The hysterectomy, a common surgical procedure for correcting menstrual bleeding, may, in many cases, soon be outdated and unnecessary, according to a local medical company.

Greg McArthur, research and development coordinator for Reproductive Specialists at HGM Medical Laser Systems in Salt Lake City, said clinical trials have begun using an HGM Argon laser to perform procedures to correct excessive bleeding that is not resolved by a D&C.The process, called "endometrial ablation," yields the same results as a hysterectomy, without having to remove the uterus or perform major abdominal surgery, he said.

Unlike a traditional hysterectomy, endometrial ablation performed with the Argon laser leaves the uterus physically (though not functionally) intact, and can be done as outpatient surgery under general anesthesia with no incision.

"The patient can have surgery in the morning, go home in the afternoon and return to normal activities after recovering from the effects of anesthesia," McArthur said. The laser procedure also is less painful than a hysterectomy and may significantly reduce complications such as postoperative bleeding or infection.

Because the patient need not stay overnight in the hospital and can return to work a few days after the procedure, endometrial ablation performed with the Argon laser costs less.

The laser hysterectomy procedure is performed by inserting a small viewing device (hysteroscope) into the vagina, through the cervix, and into the uterine cavity. A fiberoptic placed through the operating channel of the hysteroscope is then used to apply laser energy to the lining of the uterus.

The physician manipulates the laser fiber within the uterus, carving out and destroying the endometrium with laser energy. The doctor can view the procedure directly through the hysteroscope, or on a video monitor.

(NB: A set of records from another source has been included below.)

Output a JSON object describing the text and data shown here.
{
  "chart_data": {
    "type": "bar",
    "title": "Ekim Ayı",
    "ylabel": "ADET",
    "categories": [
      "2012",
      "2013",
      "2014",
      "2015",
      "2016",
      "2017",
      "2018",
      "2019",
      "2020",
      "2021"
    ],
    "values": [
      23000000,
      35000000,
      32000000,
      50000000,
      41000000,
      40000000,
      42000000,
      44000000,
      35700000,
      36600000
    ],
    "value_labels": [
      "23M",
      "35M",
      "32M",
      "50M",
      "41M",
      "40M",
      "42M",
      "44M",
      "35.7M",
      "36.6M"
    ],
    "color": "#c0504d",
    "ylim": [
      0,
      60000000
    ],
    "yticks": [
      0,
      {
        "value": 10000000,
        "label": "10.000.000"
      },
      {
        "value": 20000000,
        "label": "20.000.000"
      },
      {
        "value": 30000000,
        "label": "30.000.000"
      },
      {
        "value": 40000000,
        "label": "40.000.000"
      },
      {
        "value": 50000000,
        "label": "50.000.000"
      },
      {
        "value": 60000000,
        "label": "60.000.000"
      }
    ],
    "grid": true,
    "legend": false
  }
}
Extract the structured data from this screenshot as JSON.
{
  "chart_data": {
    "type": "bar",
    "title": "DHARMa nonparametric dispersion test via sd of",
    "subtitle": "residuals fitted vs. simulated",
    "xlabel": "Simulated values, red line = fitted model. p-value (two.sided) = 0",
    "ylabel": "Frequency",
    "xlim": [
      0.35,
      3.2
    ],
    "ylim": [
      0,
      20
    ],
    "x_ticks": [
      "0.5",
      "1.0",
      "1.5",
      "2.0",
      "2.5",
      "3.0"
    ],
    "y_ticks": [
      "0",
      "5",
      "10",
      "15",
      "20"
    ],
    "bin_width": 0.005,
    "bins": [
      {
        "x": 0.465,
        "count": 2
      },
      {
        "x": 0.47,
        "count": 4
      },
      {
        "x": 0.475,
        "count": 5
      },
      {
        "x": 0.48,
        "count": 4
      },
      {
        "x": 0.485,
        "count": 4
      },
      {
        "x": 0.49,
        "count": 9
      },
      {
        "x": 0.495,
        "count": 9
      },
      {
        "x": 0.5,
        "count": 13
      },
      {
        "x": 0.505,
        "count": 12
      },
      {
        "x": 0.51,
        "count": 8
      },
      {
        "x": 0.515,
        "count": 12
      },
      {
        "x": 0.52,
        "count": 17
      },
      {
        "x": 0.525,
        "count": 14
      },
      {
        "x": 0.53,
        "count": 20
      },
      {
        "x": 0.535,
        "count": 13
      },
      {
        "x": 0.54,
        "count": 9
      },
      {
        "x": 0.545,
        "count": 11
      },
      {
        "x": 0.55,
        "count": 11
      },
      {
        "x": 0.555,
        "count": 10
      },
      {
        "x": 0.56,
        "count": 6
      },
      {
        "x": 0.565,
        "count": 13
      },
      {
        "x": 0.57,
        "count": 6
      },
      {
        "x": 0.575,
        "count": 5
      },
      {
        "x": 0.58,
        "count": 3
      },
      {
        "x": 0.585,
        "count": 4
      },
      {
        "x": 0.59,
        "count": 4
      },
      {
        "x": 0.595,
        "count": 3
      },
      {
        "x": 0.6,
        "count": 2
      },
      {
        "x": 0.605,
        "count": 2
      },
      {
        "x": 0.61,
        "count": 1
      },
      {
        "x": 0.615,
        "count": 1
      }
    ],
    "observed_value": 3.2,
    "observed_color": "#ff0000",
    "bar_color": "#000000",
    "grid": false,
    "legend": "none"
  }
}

The Argon laser used in the hysterectomy procedure is also used in ophthalmology, dermatology, plastic surgery, urology, gastroenterology, colon and rectal surgery, and neurosurgery. It is also used in other gynecological procedures, including outpatient surgical treatment of endometriosis, ectopic pregnancy, and infertility.

HGM is also currently performing clinical trials of a revolutionary procedure using the same Argon laser to open narrowed or blocked peripheral arteries.